A visitor looks at fabrics on display at the exhibition in Islamabad. — Photo by Tanveer Shahzad
A visitor looks at fabrics on display at the exhibition in Islamabad. — Photo by Tanveer Shahzad

ISLAMABAD: Lovehandmade.co hosted ‘The Maker’s Muse’, a craft exhibition showcasing exquisite artisanship from Sindh.

Lovehandmade.co is a distinct social enterprise founded in 2020 as a response to economic fallout of the Covid-19 pandemic on female home-based workers (FHBWs).

Lovehandmade.co has worked with approximately a hundred artisans in hard-to-reach areas, nurturing their talents and capabilities, and imparting both soft and hard skills essential for personal and professional growth.

Founded by Zein Ahmed, who has been tirelessly championing the rights of home-based workers, using her platform and expertise to advocate for fair wages, safe working conditions and economic opportunities, Lovehandmade.co exhibited beautiful, handcrafted products.

It has collaborated with the Light-F project, funded by the Japan International Cooperative Agency (JICA) and the Women Development Department of the Sindh government to uplift and fortify female home-based workers in rural Sindh.

The Graduation Model by Light-F aims to facilitate the gradual transition of home-based workers to sustainable livelihoods by focusing on three key areas of intervention – life management capacity development, financial access promotion and income generation support.

Zein Ahmed said: “At Lovehandmade.co, we believe economic empowerment is just one thread in the tapestry of a woman’s potential. By providing skills, resources and a platform, we empower artisans to not just survive, but thrive.

Their journey of growth transforms not only their lives, but their families and communities, creating a ripple effect of positive change.”

On display were exquisite Ajrak products – kurtis, pouches, masks, kitchen sets, chaddars, scarves – using natural dyes and combining traditional skills and patterns with innovations in motifs and placements. The Ajrak serves as a symbol of cultural richness and Sindhi heritage.

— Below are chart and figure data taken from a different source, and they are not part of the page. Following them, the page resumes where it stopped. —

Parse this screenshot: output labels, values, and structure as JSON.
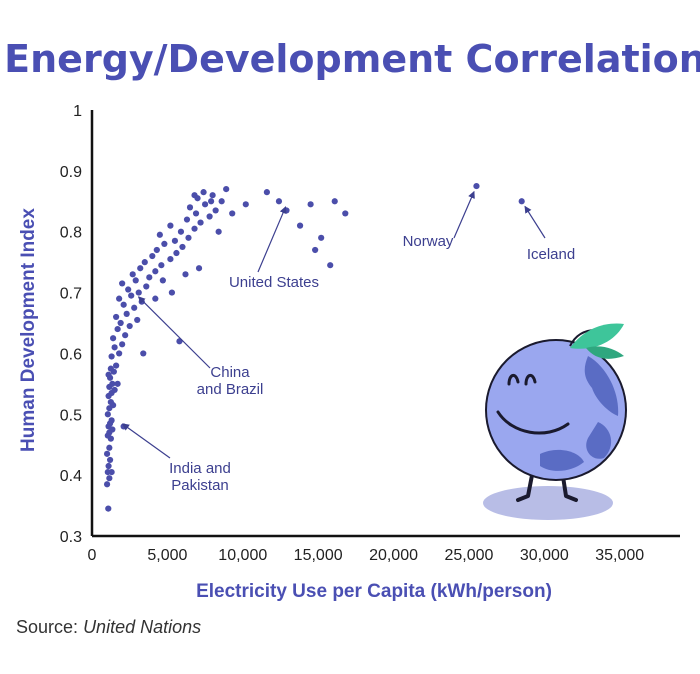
{
  "colors": {
    "accent": "#4a4fb3",
    "point": "#4b4eaa",
    "annotation": "#3c3f8f",
    "axis": "#111111",
    "mascot_body": "#9aa7ef",
    "mascot_land": "#5a6cc4",
    "mascot_leaf": "#3ec59a",
    "mascot_shadow": "#b8bde6"
  },
  "source": {
    "label": "Source:",
    "value": "United Nations"
  },
  "chart_data": {
    "type": "scatter",
    "title": "Energy/Development Correlation",
    "xlabel": "Electricity Use per Capita  (kWh/person)",
    "ylabel": "Human Development Index",
    "xlim": [
      0,
      39000
    ],
    "ylim": [
      0.3,
      1.0
    ],
    "xticks": [
      0,
      5000,
      10000,
      15000,
      20000,
      25000,
      30000,
      35000
    ],
    "xtick_labels": [
      "0",
      "5,000",
      "10,000",
      "15,000",
      "20,000",
      "25,000",
      "30,000",
      "35,000"
    ],
    "yticks": [
      0.3,
      0.4,
      0.5,
      0.6,
      0.7,
      0.8,
      0.9,
      1.0
    ],
    "ytick_labels": [
      "0.3",
      "0.4",
      "0.5",
      "0.6",
      "0.7",
      "0.8",
      "0.9",
      "1"
    ],
    "grid": false,
    "points": [
      [
        1080,
        0.345
      ],
      [
        1000,
        0.385
      ],
      [
        1150,
        0.395
      ],
      [
        1050,
        0.405
      ],
      [
        1300,
        0.405
      ],
      [
        1100,
        0.415
      ],
      [
        1200,
        0.425
      ],
      [
        1000,
        0.435
      ],
      [
        1150,
        0.445
      ],
      [
        1250,
        0.46
      ],
      [
        1050,
        0.465
      ],
      [
        1150,
        0.47
      ],
      [
        1350,
        0.475
      ],
      [
        1100,
        0.48
      ],
      [
        1200,
        0.485
      ],
      [
        1300,
        0.49
      ],
      [
        1050,
        0.5
      ],
      [
        1150,
        0.51
      ],
      [
        1400,
        0.515
      ],
      [
        1250,
        0.52
      ],
      [
        1100,
        0.53
      ],
      [
        1300,
        0.535
      ],
      [
        1500,
        0.54
      ],
      [
        1150,
        0.545
      ],
      [
        1350,
        0.55
      ],
      [
        1200,
        0.56
      ],
      [
        1100,
        0.565
      ],
      [
        1450,
        0.57
      ],
      [
        1250,
        0.575
      ],
      [
        1600,
        0.58
      ],
      [
        1300,
        0.595
      ],
      [
        1800,
        0.6
      ],
      [
        1500,
        0.61
      ],
      [
        2000,
        0.615
      ],
      [
        1400,
        0.625
      ],
      [
        2200,
        0.63
      ],
      [
        1700,
        0.64
      ],
      [
        2500,
        0.645
      ],
      [
        1900,
        0.65
      ],
      [
        3000,
        0.655
      ],
      [
        1600,
        0.66
      ],
      [
        2300,
        0.665
      ],
      [
        2800,
        0.675
      ],
      [
        2100,
        0.68
      ],
      [
        3300,
        0.685
      ],
      [
        1800,
        0.69
      ],
      [
        2600,
        0.695
      ],
      [
        3100,
        0.7
      ],
      [
        2400,
        0.705
      ],
      [
        3600,
        0.71
      ],
      [
        2000,
        0.715
      ],
      [
        2900,
        0.72
      ],
      [
        3800,
        0.725
      ],
      [
        2700,
        0.73
      ],
      [
        4200,
        0.735
      ],
      [
        3200,
        0.74
      ],
      [
        4600,
        0.745
      ],
      [
        3500,
        0.75
      ],
      [
        5200,
        0.755
      ],
      [
        4000,
        0.76
      ],
      [
        5600,
        0.765
      ],
      [
        4300,
        0.77
      ],
      [
        6000,
        0.775
      ],
      [
        4800,
        0.78
      ],
      [
        5500,
        0.785
      ],
      [
        6400,
        0.79
      ],
      [
        4500,
        0.795
      ],
      [
        5900,
        0.8
      ],
      [
        6800,
        0.805
      ],
      [
        5200,
        0.81
      ],
      [
        7200,
        0.815
      ],
      [
        6300,
        0.82
      ],
      [
        7800,
        0.825
      ],
      [
        6900,
        0.83
      ],
      [
        8200,
        0.835
      ],
      [
        6500,
        0.84
      ],
      [
        7500,
        0.845
      ],
      [
        8600,
        0.85
      ],
      [
        7000,
        0.855
      ],
      [
        8000,
        0.86
      ],
      [
        7400,
        0.865
      ],
      [
        8900,
        0.87
      ],
      [
        7900,
        0.85
      ],
      [
        9300,
        0.83
      ],
      [
        6800,
        0.86
      ],
      [
        5800,
        0.62
      ],
      [
        4200,
        0.69
      ],
      [
        3400,
        0.6
      ],
      [
        2100,
        0.48
      ],
      [
        1700,
        0.55
      ],
      [
        6200,
        0.73
      ],
      [
        5300,
        0.7
      ],
      [
        4700,
        0.72
      ],
      [
        7100,
        0.74
      ],
      [
        8400,
        0.8
      ],
      [
        10200,
        0.845
      ],
      [
        11600,
        0.865
      ],
      [
        12900,
        0.835
      ],
      [
        12400,
        0.85
      ],
      [
        14500,
        0.845
      ],
      [
        15200,
        0.79
      ],
      [
        14800,
        0.77
      ],
      [
        15800,
        0.745
      ],
      [
        16100,
        0.85
      ],
      [
        16800,
        0.83
      ],
      [
        13800,
        0.81
      ],
      [
        25500,
        0.875
      ],
      [
        28500,
        0.85
      ]
    ],
    "annotations": [
      {
        "text": [
          "United States"
        ],
        "x": 13000,
        "y": 0.85
      },
      {
        "text": [
          "Norway"
        ],
        "x": 25500,
        "y": 0.875
      },
      {
        "text": [
          "Iceland"
        ],
        "x": 28500,
        "y": 0.85
      },
      {
        "text": [
          "China",
          "and Brazil"
        ],
        "x": 2800,
        "y": 0.7
      },
      {
        "text": [
          "India and",
          "Pakistan"
        ],
        "x": 1700,
        "y": 0.49
      }
    ]
  }
}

Pit loom scarves, shawls and towels, used a technique that traces back centuries, where the loom is set in a pit on the ground, ensuring utmost precision in every weave. The products reflected a blend of age-old craftsmanship and contemporary style.

The most expansive collection was that of exquisite Ralli blankets, using various techniques such as patchwork, barcode, evil eye, Rang Diamond, J Ralli with borders, et cetera. Each stitch told vibrant tales of Sindh craftsmanship, weaving a symphony of tradition and allure.

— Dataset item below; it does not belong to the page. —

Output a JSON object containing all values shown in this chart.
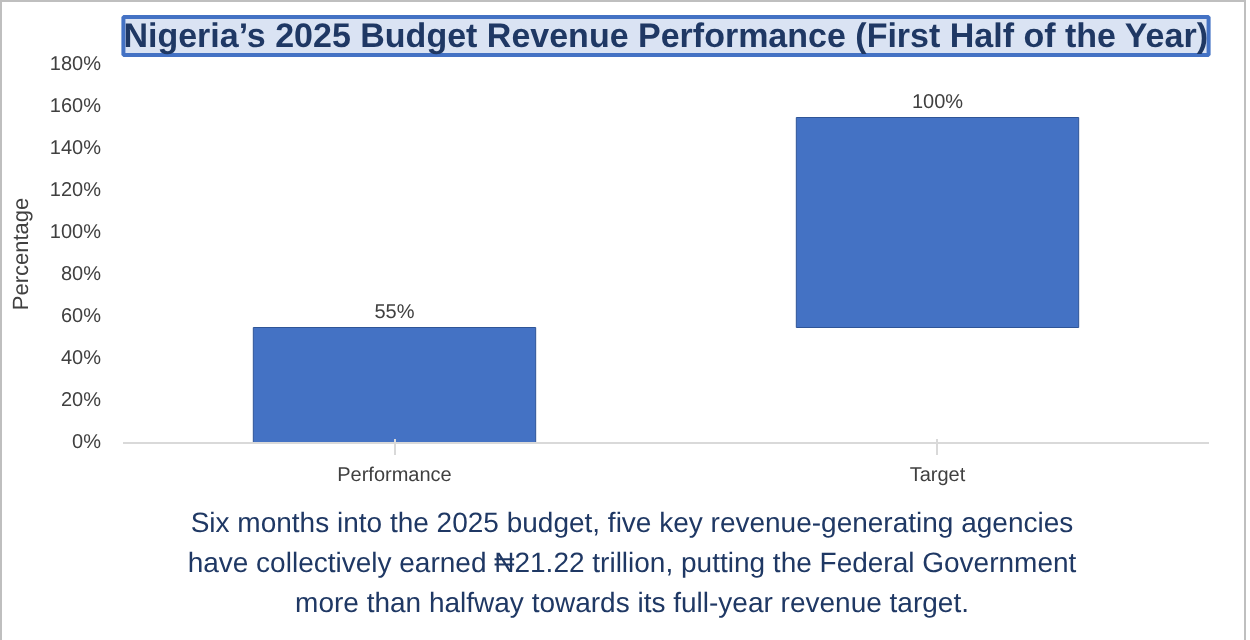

Dulais, an age-old favourite in summer coverings, had some lovely motifs and were stuffed with 100pc pure cotton, as was the tradition. Also crafted were some Amigurumi key chains, with small, stuffed elephants.

Speaking on the occasion, British High Commissioner Jane Marriott said: “I absolutely adore the Lovehandmade range. Stylish and smart, and helping empower Pakistan’s female rural artisans. I’m also pleased that the UK could support the early phases of this start up. People from London to Islamabad have stopped me to ask where my Lovehandmade tote bag is from.”

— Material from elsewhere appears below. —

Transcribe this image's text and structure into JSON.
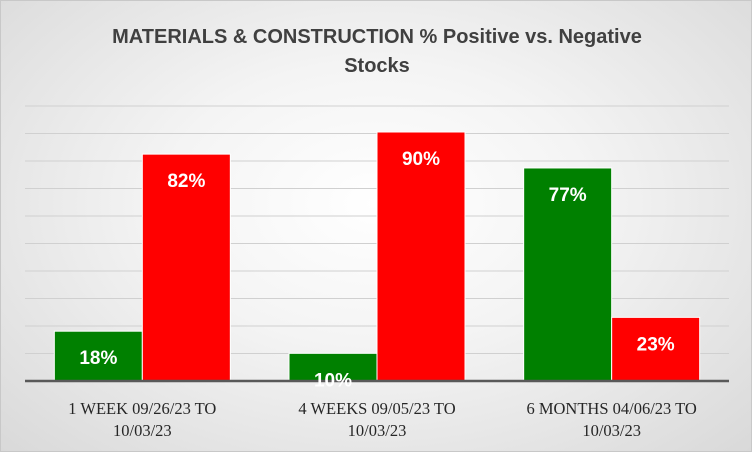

Myriam Chaudron said: “Today we were lucky enough to visit a beautiful exhibition organised by Zein, a particularly generous and gifted woman who gives a lot of her time to empower poor Pakistani women through handicrafts.”

She said this exhibition of multicoloured Pakistani handicrafts was a testament to the beautiful traditions of Sindh and the incredible talent and resilience of the women artisans.

“The work of these women, which came into being thanks to Zein, not only preserves cultural heritage but also uplifts entire families, offering them sustainable livelihoods and brighter futures. By supporting this exhibition, we not only acquire beautiful crafts but also contribute to a positive cycle of empowerment and economic growth,” she added.